Lead author Leslie Sim, clinical director of the Eating Disorders Program at Mayo says her team discovered that diagnosis of an eating disorder in an overweight teen may not come for two years, even if the teen is having regular checkups.

Research Details

Sim’s team analyzed two cases of undiagnosed eating disorders among two teens, a 14 year old boy and an 18 year old girl.  Both were showing symptoms of having eating disorders; the boy experienced bloating, chest pains, an intolerance to cold temperatures, a lack of concentration and irritability.  The girl had stress fractures, a disruption in her menstrual cycle, hair loss and dizziness.  All of these symptoms are indicative of an underlying psychological problem.  However, because the teens were obese at one point, doctors misdiagnosed them – despite the fact that they radically reduced their calorie intake and exercised vigorously to shed pounds quickly.

The team also discovered that 35% of teens diagnosed with an eating disorder were once obese, leading them to determine that the problem is under recognized and misdiagnosed.  This is alarming; in order to be treated effectively, eating disorders need to be diagnosed early; any delay can ultimately lead to a myriad of health problems and even death.  6-20% of those who suffer from anorexia and/or bulimia eventually die from these diseases.

Eating Disorders and Mental Health

In their defense, however, physicians may not pick up on an eating disorder in a timely fashion because it does not lie within their area of expertise; anorexia and bulimia are both considered mental illnesses, yet they initially present with physical symptoms in the patient.
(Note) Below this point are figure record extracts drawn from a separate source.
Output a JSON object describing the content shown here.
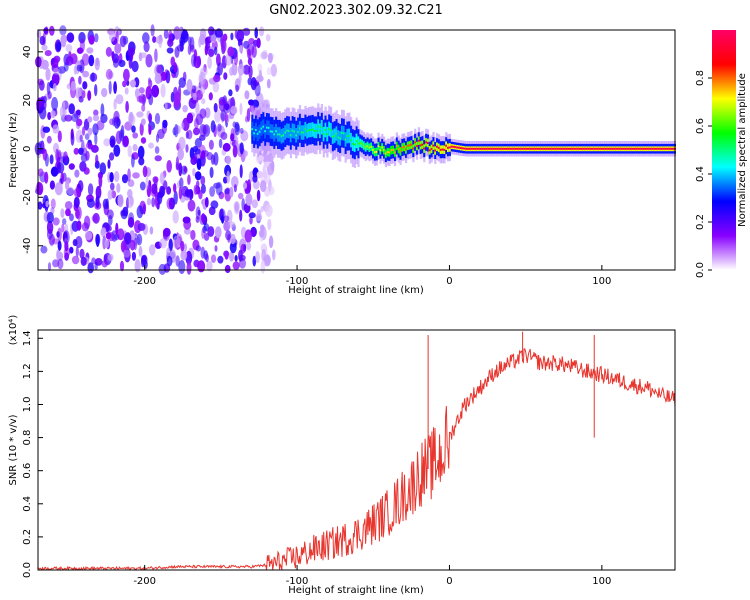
{
  "title": "GN02.2023.302.09.32.C21",
  "chart_data": [
    {
      "type": "heatmap",
      "xlabel": "Height of straight line (km)",
      "ylabel": "Frequency (Hz)",
      "xlim": [
        -270,
        148
      ],
      "ylim": [
        -50,
        49
      ],
      "xticks": [
        -200,
        -100,
        0,
        100
      ],
      "yticks": [
        -40,
        -20,
        0,
        20,
        40
      ],
      "colorbar": {
        "label": "Normalized spectral amplitude",
        "range": [
          0,
          1
        ],
        "ticks": [
          "0.0",
          "0.2",
          "0.4",
          "0.6",
          "0.8"
        ],
        "colors": [
          "#ffffff",
          "#8800ff",
          "#0000ff",
          "#00ffff",
          "#00ff00",
          "#ffff00",
          "#ff0000",
          "#ff0066"
        ]
      },
      "ridge": {
        "x": [
          -130,
          -120,
          -110,
          -100,
          -90,
          -80,
          -70,
          -60,
          -50,
          -40,
          -30,
          -20,
          -10,
          0,
          10,
          30,
          60,
          100,
          148
        ],
        "freq": [
          7,
          8,
          6,
          7,
          8,
          7,
          5,
          2,
          0,
          -1,
          1,
          2,
          0,
          1,
          0,
          0,
          0,
          0,
          0
        ],
        "amplitude": [
          0.45,
          0.45,
          0.5,
          0.5,
          0.55,
          0.55,
          0.5,
          0.6,
          0.7,
          0.75,
          0.8,
          0.85,
          0.9,
          0.95,
          0.95,
          0.95,
          0.95,
          0.95,
          0.95
        ]
      },
      "noise_region_xmax": -125
    },
    {
      "type": "line",
      "xlabel": "Height of straight line (km)",
      "ylabel": "SNR (10 * v/v)",
      "yscale_label": "(x10⁴)",
      "xlim": [
        -270,
        148
      ],
      "ylim": [
        0,
        1.45
      ],
      "xticks": [
        -200,
        -100,
        0,
        100
      ],
      "yticks": [
        "0.0",
        "0.2",
        "0.4",
        "0.6",
        "0.8",
        "1.0",
        "1.2",
        "1.4"
      ],
      "color": "#e8352e",
      "series": [
        {
          "x": [
            -270,
            -250,
            -230,
            -200,
            -180,
            -150,
            -130,
            -120,
            -110,
            -100,
            -90,
            -80,
            -70,
            -60,
            -50,
            -40,
            -30,
            -25,
            -20,
            -15,
            -10,
            -5,
            0,
            5,
            10,
            20,
            30,
            40,
            50,
            60,
            70,
            80,
            90,
            100,
            110,
            120,
            130,
            140,
            148
          ],
          "y": [
            0.01,
            0.01,
            0.01,
            0.01,
            0.02,
            0.02,
            0.02,
            0.03,
            0.05,
            0.08,
            0.12,
            0.15,
            0.18,
            0.22,
            0.28,
            0.35,
            0.45,
            0.5,
            0.58,
            0.6,
            0.65,
            0.7,
            0.8,
            0.9,
            1.0,
            1.1,
            1.2,
            1.25,
            1.3,
            1.25,
            1.25,
            1.23,
            1.2,
            1.18,
            1.15,
            1.12,
            1.1,
            1.05,
            1.03
          ]
        }
      ],
      "spikes": [
        {
          "x": -14,
          "y": 1.42
        },
        {
          "x": 48,
          "y": 1.44
        },
        {
          "x": 95,
          "y": 1.42
        },
        {
          "x": 95,
          "y": 0.8
        }
      ]
    }
  ]
}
According to the mental health blog Mental Help, eating disorders are powered by unhealthy beliefs, the most prevalent is the message that thinness equals happiness.  Teens who ultimately developing eating disorders have the misconception that they are fat, and therefore are unacceptable and unlovable.  The “logical” solution is to rigidly restrict calorie intake and expend lots of energy through exercise in order to shed pounds more quickly.

This was certainly the case with  Samantha Clowe, a young British woman who tragically died after going on the LighterLife diet, which restricts food intake to emergency food packs containing only 500 calories.  At Samantha’s inquest, her mother stated that Samantha “didn’t want to be a fat bride.”

Sim contends that physicians need to be aware of the potential problem that may arise in their teen patients who want to lose weight – that’s because the number one risk factor for developing an eating disorder is dieting.

Study results were published in the online issue of the journal Pediatrics.